GEGENWARTSLITERATUR 1196

Kunstlicht

Im Prinzip gibt es nur ein Thema, mit dem man das Publikum langweilen kann: wenn ein Autor über die Krise des Schreibens schreibt! Diese Faustregel eines Buchverlegers im Buch wird in diesem Roman gleich ordentlich widerlegt, wie dieser Roman überhaupt eine einzige Widerlegung von Sein und Schein, Aktion und Prognose, sowie Tat und Erfindung ist.

Der Roman beginnt mit einer epochalen Schreibkrise, der Schriftsteller Otto Vallei kriegt nichts mehr von den Fingern und in die Tastatur. Diese tragödienhafte Situation der Literatur mündet auch in den ersten Satz, der durchaus auch den Duktus eines berühmten Klassikers für Anfangssätze in sich trägt: "Nachdem sich Otto Vallei sechs Monate in seinem Arbeitszimmer eingeschlossen hatte, um an einem Roman zu arbeiten, beichtete er seiner Frau Karin, daß er kaum Fortschritte gemacht habe." (11)

Tatsächlich beendet Autor Otto auch formal seine Tätigkeit, legt beim Verlag seine Schreibinsignien nieder und widmet sich dem "Kunstlicht", wie ein Radiosender zwischen Kunst und Dämmerlicht genannt wird.

Beim Kunstlicht wird die wahre Kunst gemacht, flächige Happen werden vor dem Mikrophon sendefertig geräuchert, Trash und Schas bestimmen den Hintergrund, und im Off ist alles trendig und fetzig. Die unerträglich Leichtigkeit des Hörens ist offensichtlich ausgebrochen. Wir erleben als Leser einen Querschnitt durch die Literatur- und Kulturszene Amsterdams, sogenannte hervorragende Figuren tun sich letztlich durch ihre Austauschbarkeit und Verwechselbarkeit hervor.

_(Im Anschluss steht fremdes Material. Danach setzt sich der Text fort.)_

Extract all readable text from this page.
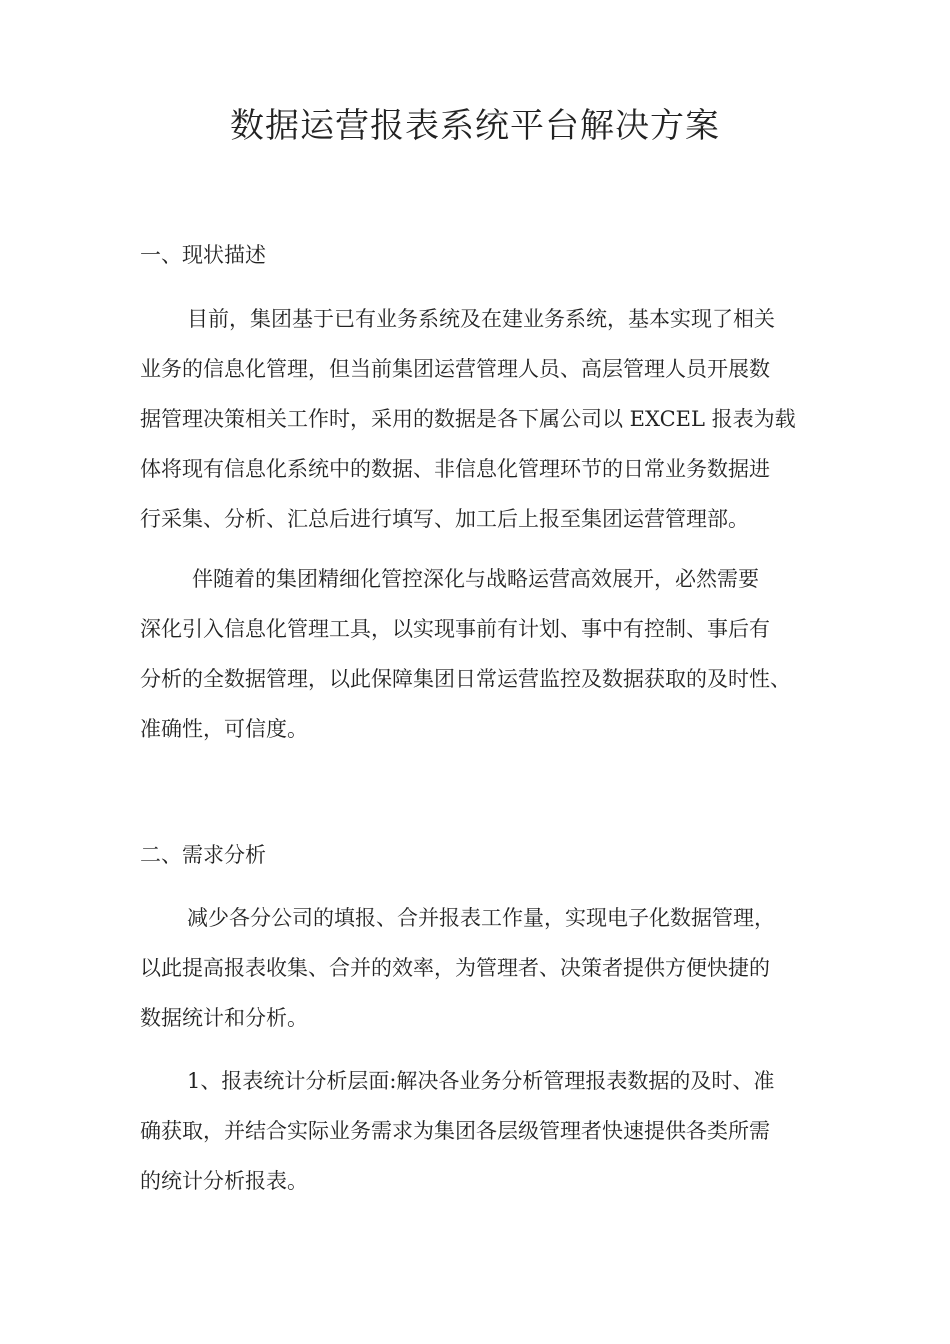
数据运营报表系统平台解决方案
一、现状描述
目前，集团基于已有业务系统及在建业务系统，基本实现了相关
业务的信息化管理，但当前集团运营管理人员、高层管理人员开展数
据管理决策相关工作时，采用的数据是各下属公司以 EXCEL 报表为载
体将现有信息化系统中的数据、非信息化管理环节的日常业务数据进
行采集、分析、汇总后进行填写、加工后上报至集团运营管理部。
伴随着的集团精细化管控深化与战略运营高效展开，必然需要
深化引入信息化管理工具，以实现事前有计划、事中有控制、事后有
分析的全数据管理，以此保障集团日常运营监控及数据获取的及时性、
准确性，可信度。
二、需求分析
减少各分公司的填报、合并报表工作量，实现电子化数据管理，
以此提高报表收集、合并的效率，为管理者、决策者提供方便快捷的
数据统计和分析。
1、报表统计分析层面:解决各业务分析管理报表数据的及时、准
确获取，并结合实际业务需求为集团各层级管理者快速提供各类所需
的统计分析报表。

Das Gastspiel beim Kunstlicht ist jäh beendet, als ein Roman auftaucht, in dem ein Schriftsteller wegen seiner Schreibblockade zu einem Sender namens Kunstradio geht und diesen als Scheiße empfindet.

Otto Vallei erlebt nun das tolle Gefühl, fleischgewordener Hauptdarsteller eines geklonten Eigenschicksals zu sein. Alles, was im Roman steht, erfüllt sich an ihm selbst, ob es nun um Seitensprünge, Kündigung oder gar um eine waschechte Bombendrohung geht.

Die Grenzen der Literatur sind überschritten und sogenannte "echte Realität" geworden.

Als Leser ist man ja üblicherweise gezwungen, sich die angebotenen Figuren selbst zum Leben zu erwecken. Diese Erweckung geschieht nun an einem fiktionalen Autor und bringt somit die übliche Rollenverteilung der Literar aus den Fugen.

"Kunstlicht" ist ein spannender Roman über die Irrlichter zwischen den Ebenen von Fiktion und Realitäts-Eigentum. Wie in einem Psychokrimi fließen die Koordinaten des Bezugssystems auseinander und weiten den Raum auf für einen Literaturbegriff, mit dem nun wirklich alles möglich ist.

Joost Zwagerman: Kunstlicht. Roman. A.d.Niederl. von Martina den Hertog-Vogt. (Orig.: Chaos en Rumoer; 1997)

Wien: Picus 2002. 315 Seiten. EUR 18,90.

ISBN 3-85452-457-9

Joost Zwagerman, geb. 1963, lebt in Amsterdam.